Epicatechin-5-Sulfate is a metabolite of epicatechin. It is patented for inclusion in food formulations intended for weight loss, and treatment of diabetes.

Indinavir is an antiretroviral drug for the treatment of HIV infection. Indinavir is a protease inhibitor with activity against Human Immunodeficiency Virus Type 1 (HIV-1). Protease inhibitors block the part of HIV called protease. HIV-1 protease is an enzyme required for the proteolytic cleavage of the viral polyprotein precursors into the individual functional proteins found in infectious HIV-1. Indinavir binds to the protease active site and inhibits the activity of the enzyme. This inhibition prevents cleavage of the viral polyproteins resulting in the formation of immature non-infectious viral particles. Protease inhibitors are almost always used in combination with at least two other anti-HIV drugs.

Saquinavir (brand names Invirase and Fortovase) is an antiretroviral drug used together with other medications to treat or prevent HIV/AIDS. Saquinavir is an inhibitor of HIV protease. HIV protease is an enzyme required for the proteolytic cleavage of viral polyprotein precursors into individual functional proteins found in infectious HIV. Saquinavir is a peptide-like substrate analog that binds to the protease active site and inhibits the activity of the enzyme.
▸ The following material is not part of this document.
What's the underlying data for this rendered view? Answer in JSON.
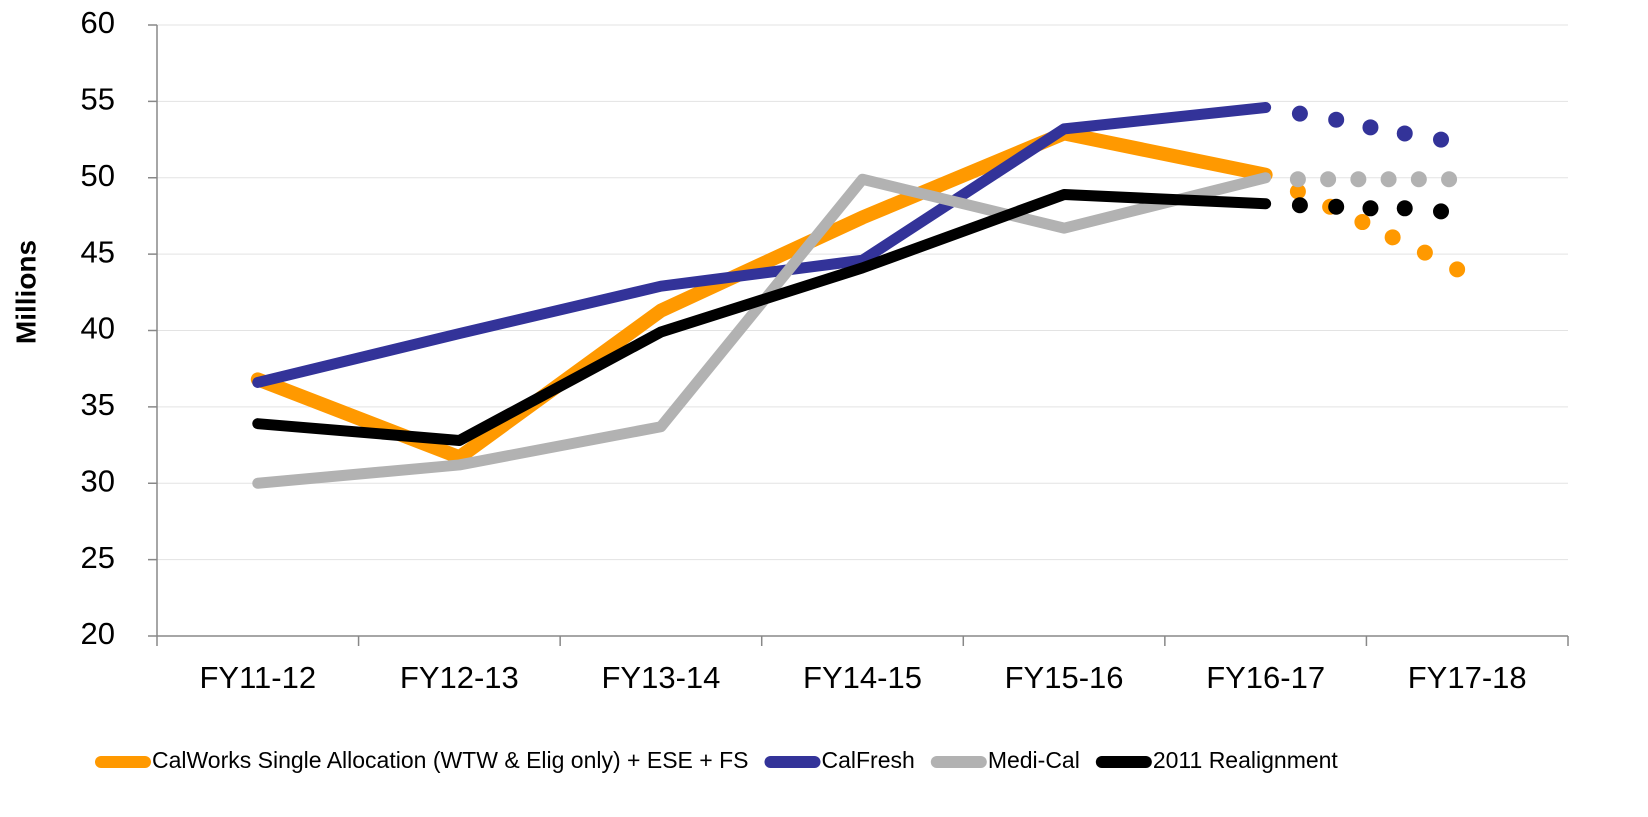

Saquinavir inhibition prevents cleavage of the viral polyproteins resulting in the formation of immature noninfectious virus particles. The most frequent adverse events with saquinavir in either formulation are mild gastrointestinal symptoms, including diarrhea, nausea, loose stools & abdominal discomfort. Invirase is better tolerated than Fortovase.

The nucleoside analog 2',3'-dideoxycytidine (ddCyd), also known as Zalcitabine is a nucleoside analog reverse transcriptase inhibitor (NRTI) sold under the trade name Hivid. HIVID is indicated in combination with antiretroviral agents for the treatment of HIV infection. It is used as part of a combination regimen with antiretroviral agents. But it was discontinued by Roche Pharmaceuticals on December 31, 2006 due to the availability of newer HIV medicines. Within cells, zalcitabine is converted to the active metabolite, dideoxycytidine 5'-triphosphate (ddCTP), by the sequential action of cellular enzymes. Dideoxycytidine 5'-triphosphate inhibits the activity of the HIV-reverse transcriptase both by competing for utilization of the natural substrate, deoxycytidine 5'-triphosphate (dCTP), and by its incorporation into viral DNA. The lack of a 3'- OH group in the incorporated nucleoside analogue prevents the formation of the 5' to 3' phosphodiester linkage essential for DNA chain elongation and, therefore, the viral DNA growth is terminated. The active metabolite, ddCTP, is also an inhibitor of cellular DNA polymerasebeta and mitochondrial DNA polymerase-gamma and has been reported to be incorporated into the DNA of cells in culture.